The use of FPGAs for carrying out high speed arithmetic computations has gained recognition in recent years. FPGA architectures including logic blocks having a plurality of look-up-table (LUT) function generators, such as the XC4000.TM. family of devices from XILINX, Inc. (the assignee of the present invention), are particularly suited for such computations. However, many of the important digital signal processing (DSP) algorithms are multiply-intensive, and even FPGAs having a large number of logic blocks and LUTs normally cannot embed the multiplier circuits and the attendant control and support circuits in a single chip. It is therefore incumbent upon the designer to choose efficient DSP algorithms and to realize them with efficient circuit designs. The Fast Fourier Transform (FFT) is an outstanding example of an efficient DSP algorithm. Distributed arithmetic (DA) is a well-established design approach for DSP implementation in FPGAs that replaces gate-consuming array multipliers with more efficient shift and add circuits offering comparable performance.
The FFT is a highly efficient procedure for computing the Discrete Fourier Transform (DFT) of a sampled time series. The DFT, taken from a continuous waveform, is derived from and closely related to the Fourier transform and is particularly useful for digital power spectrum analysis and filtering. The FFT takes advantage of the fact that the coefficients of the DFT can be calculated iteratively, which results in a considerable savings of computation time and a substantial performance advantage over the DFT.
Distributed Arithmetic (DA) was developed as an efficient computation scheme for DSP utilizing FFTs. The DA computation algorithm is now being effectively applied to embed DSP functions in FPGAs, particularly those with coarse-grained look-up table architectures, as described in U.S. Pat. No. 6,021,423. DA enables the replacement of the array multiplier, central to many DSP applications, with a gate-efficient serial/parallel multiplier, with little or no reduction in speed.

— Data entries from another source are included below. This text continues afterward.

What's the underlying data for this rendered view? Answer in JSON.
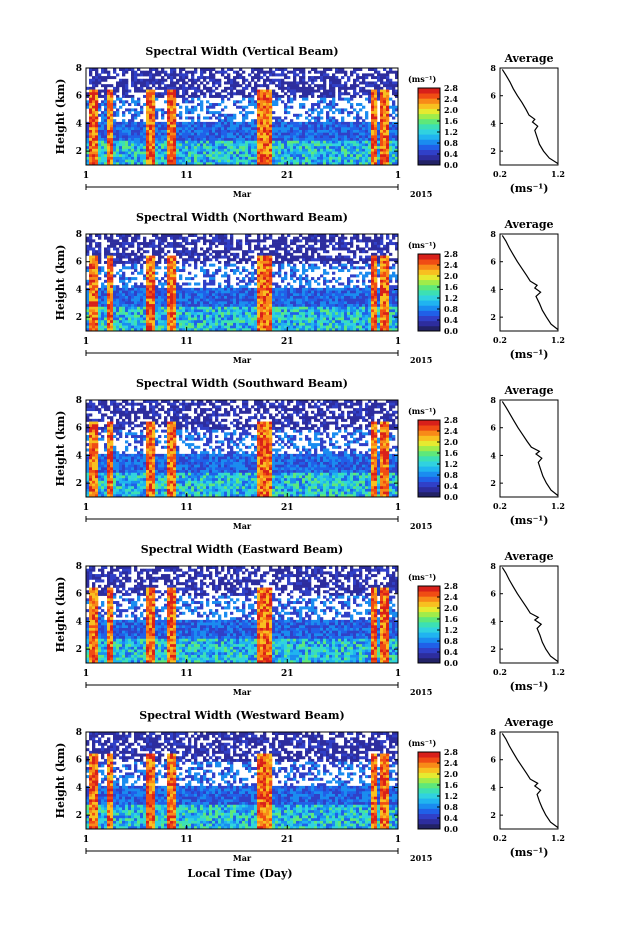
{
  "figure": {
    "xlabel": "Local Time (Day)",
    "month_label": "Mar",
    "year_label": "2015"
  },
  "colorbar": {
    "unit_label": "(ms⁻¹)",
    "ticks": [
      "0.0",
      "0.4",
      "0.8",
      "1.2",
      "1.6",
      "2.0",
      "2.4",
      "2.8"
    ],
    "colors": [
      "#222266",
      "#2d2d9e",
      "#3040c8",
      "#2060e8",
      "#1a8cf0",
      "#20b4f0",
      "#30d2e0",
      "#3ce0b4",
      "#5ee87a",
      "#a0ec4a",
      "#e6ea30",
      "#f8c020",
      "#f88a18",
      "#f04c14",
      "#d8201a"
    ]
  },
  "chart_data": [
    {
      "type": "heatmap",
      "title": "Spectral Width (Vertical Beam)",
      "ylabel": "Height (km)",
      "x_ticks": [
        "1",
        "11",
        "21",
        "1"
      ],
      "y_ticks": [
        "2",
        "4",
        "6",
        "8"
      ],
      "xlim": [
        1,
        32
      ],
      "ylim": [
        1,
        8
      ],
      "colorbar_range": [
        0.0,
        2.8
      ],
      "average_profile": {
        "title": "Average",
        "xlabel": "(ms⁻¹)",
        "x_ticks": [
          "0.2",
          "1.2"
        ],
        "y_ticks": [
          "2",
          "4",
          "6",
          "8"
        ],
        "xlim": [
          0.2,
          1.2
        ],
        "ylim": [
          1,
          8
        ],
        "height": [
          1.1,
          1.5,
          2.0,
          2.5,
          3.0,
          3.5,
          3.8,
          4.1,
          4.3,
          4.6,
          5.0,
          5.5,
          6.0,
          6.5,
          7.0,
          7.5,
          7.9
        ],
        "width": [
          1.2,
          1.05,
          0.95,
          0.88,
          0.84,
          0.8,
          0.85,
          0.76,
          0.8,
          0.7,
          0.65,
          0.58,
          0.5,
          0.43,
          0.37,
          0.3,
          0.24
        ]
      }
    },
    {
      "type": "heatmap",
      "title": "Spectral Width (Northward Beam)",
      "ylabel": "Height (km)",
      "x_ticks": [
        "1",
        "11",
        "21",
        "1"
      ],
      "y_ticks": [
        "2",
        "4",
        "6",
        "8"
      ],
      "xlim": [
        1,
        32
      ],
      "ylim": [
        1,
        8
      ],
      "colorbar_range": [
        0.0,
        2.8
      ],
      "average_profile": {
        "title": "Average",
        "xlabel": "(ms⁻¹)",
        "x_ticks": [
          "0.2",
          "1.2"
        ],
        "y_ticks": [
          "2",
          "4",
          "6",
          "8"
        ],
        "xlim": [
          0.2,
          1.2
        ],
        "ylim": [
          1,
          8
        ],
        "height": [
          1.1,
          1.5,
          2.0,
          2.5,
          3.0,
          3.5,
          3.8,
          4.1,
          4.3,
          4.6,
          5.0,
          5.5,
          6.0,
          6.5,
          7.0,
          7.5,
          7.9
        ],
        "width": [
          1.2,
          1.08,
          1.0,
          0.93,
          0.88,
          0.82,
          0.9,
          0.8,
          0.84,
          0.72,
          0.66,
          0.58,
          0.5,
          0.43,
          0.36,
          0.3,
          0.24
        ]
      }
    },
    {
      "type": "heatmap",
      "title": "Spectral Width (Southward Beam)",
      "ylabel": "Height (km)",
      "x_ticks": [
        "1",
        "11",
        "21",
        "1"
      ],
      "y_ticks": [
        "2",
        "4",
        "6",
        "8"
      ],
      "xlim": [
        1,
        32
      ],
      "ylim": [
        1,
        8
      ],
      "colorbar_range": [
        0.0,
        2.8
      ],
      "average_profile": {
        "title": "Average",
        "xlabel": "(ms⁻¹)",
        "x_ticks": [
          "0.2",
          "1.2"
        ],
        "y_ticks": [
          "2",
          "4",
          "6",
          "8"
        ],
        "xlim": [
          0.2,
          1.2
        ],
        "ylim": [
          1,
          8
        ],
        "height": [
          1.1,
          1.5,
          2.0,
          2.5,
          3.0,
          3.5,
          3.8,
          4.1,
          4.3,
          4.6,
          5.0,
          5.5,
          6.0,
          6.5,
          7.0,
          7.5,
          7.9
        ],
        "width": [
          1.2,
          1.08,
          1.0,
          0.94,
          0.9,
          0.86,
          0.92,
          0.82,
          0.88,
          0.74,
          0.67,
          0.59,
          0.51,
          0.44,
          0.37,
          0.3,
          0.24
        ]
      }
    },
    {
      "type": "heatmap",
      "title": "Spectral Width (Eastward Beam)",
      "ylabel": "Height (km)",
      "x_ticks": [
        "1",
        "11",
        "21",
        "1"
      ],
      "y_ticks": [
        "2",
        "4",
        "6",
        "8"
      ],
      "xlim": [
        1,
        32
      ],
      "ylim": [
        1,
        8
      ],
      "colorbar_range": [
        0.0,
        2.8
      ],
      "average_profile": {
        "title": "Average",
        "xlabel": "(ms⁻¹)",
        "x_ticks": [
          "0.2",
          "1.2"
        ],
        "y_ticks": [
          "2",
          "4",
          "6",
          "8"
        ],
        "xlim": [
          0.2,
          1.2
        ],
        "ylim": [
          1,
          8
        ],
        "height": [
          1.1,
          1.5,
          2.0,
          2.5,
          3.0,
          3.5,
          3.8,
          4.1,
          4.3,
          4.6,
          5.0,
          5.5,
          6.0,
          6.5,
          7.0,
          7.5,
          7.9
        ],
        "width": [
          1.2,
          1.07,
          0.99,
          0.93,
          0.89,
          0.84,
          0.91,
          0.8,
          0.86,
          0.72,
          0.66,
          0.58,
          0.5,
          0.43,
          0.36,
          0.3,
          0.24
        ]
      }
    },
    {
      "type": "heatmap",
      "title": "Spectral Width (Westward Beam)",
      "ylabel": "Height (km)",
      "x_ticks": [
        "1",
        "11",
        "21",
        "1"
      ],
      "y_ticks": [
        "2",
        "4",
        "6",
        "8"
      ],
      "xlim": [
        1,
        32
      ],
      "ylim": [
        1,
        8
      ],
      "colorbar_range": [
        0.0,
        2.8
      ],
      "average_profile": {
        "title": "Average",
        "xlabel": "(ms⁻¹)",
        "x_ticks": [
          "0.2",
          "1.2"
        ],
        "y_ticks": [
          "2",
          "4",
          "6",
          "8"
        ],
        "xlim": [
          0.2,
          1.2
        ],
        "ylim": [
          1,
          8
        ],
        "height": [
          1.1,
          1.5,
          2.0,
          2.5,
          3.0,
          3.5,
          3.8,
          4.1,
          4.3,
          4.6,
          5.0,
          5.5,
          6.0,
          6.5,
          7.0,
          7.5,
          7.9
        ],
        "width": [
          1.2,
          1.07,
          0.99,
          0.93,
          0.88,
          0.84,
          0.9,
          0.8,
          0.85,
          0.72,
          0.66,
          0.58,
          0.5,
          0.43,
          0.36,
          0.3,
          0.24
        ]
      }
    }
  ]
}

U.S. Pat. No. 6,021,423 discloses a space-efficient DA implementation of a DSP circuit implemented in an FPGA using FFTs. In the disclosed circuit, time-invariant systems are implemented using a 16-word, SRAM-based DA look-up table (DALUT). The DALUT contains the pre-computed values of all possible sums of coefficients, weighted by binary values of serial input data. Additional RAM resources are required for the large sine/cosine basis function database. These memory requirements are accommodated using a DALUT containing the pre-computed sums of partial products for combinations of input variables X.sub.rm, X.sub.im, X.sub.rn, X.sub.in and .theta..sub.k, as illustrated in FIG. 1.
The highly space-efficient implementation of a RADIX-2 circuit, illustrated in FIG. 1 and described in U.S. Pat. No. 6,021,423, allows for the implementation of complex FFT circuitry in a single programmable logic device. While the implementation disclosed in the parent case provides a number of significant advantages over the prior art, there remains a need to increase the speed of circuits that benefit from the use of a plurality of RADIX-2 implementations.
The need for multiple RADIXes is apparent from a time series containing N=2.sup.s samples or "points" (where s is the number of stages), wherein the corresponding FFT entails 2sN=2Nlog.sub.2 N multiply operations. For a complete N=1024 point FFT operation on 1024 time-points, a total of 5120=(N/2*log.sub.2 N=512*10) RADIX-2 operations will be required. If only one RADIX-2 is used, since two cycles are required for each RADIX-2 operation, the total time required will be 10240 (5120*2) cycles.
To reduce the number of cycles required for FFT calculations, it appears one need only increase the number of RADIX-2 elements in the circuit and use them simultaneously in each stage. However, two cycles (assuming dual-port RAM is used) are also needed to read and write variables to and from memory, and RAM read and write operations are required for every FFT function, even if additional RADIXes are used. Thus, where only a single RAM is available, there is little, if any, gain in implementation speed from the use of more than one RADIX-2 in a stage. A bottleneck in the data-rate from and to the RAM will retard the function of the circuit. Thus, using k RADIXes in a particular stage does not necessarily provide for k-times speedup of FFT calculations over a single-RADIX implementation. There is therefore a need in the art to which the present invention pertains to optimize FFT implementation for simultaneous use of a plurality of RADIXes.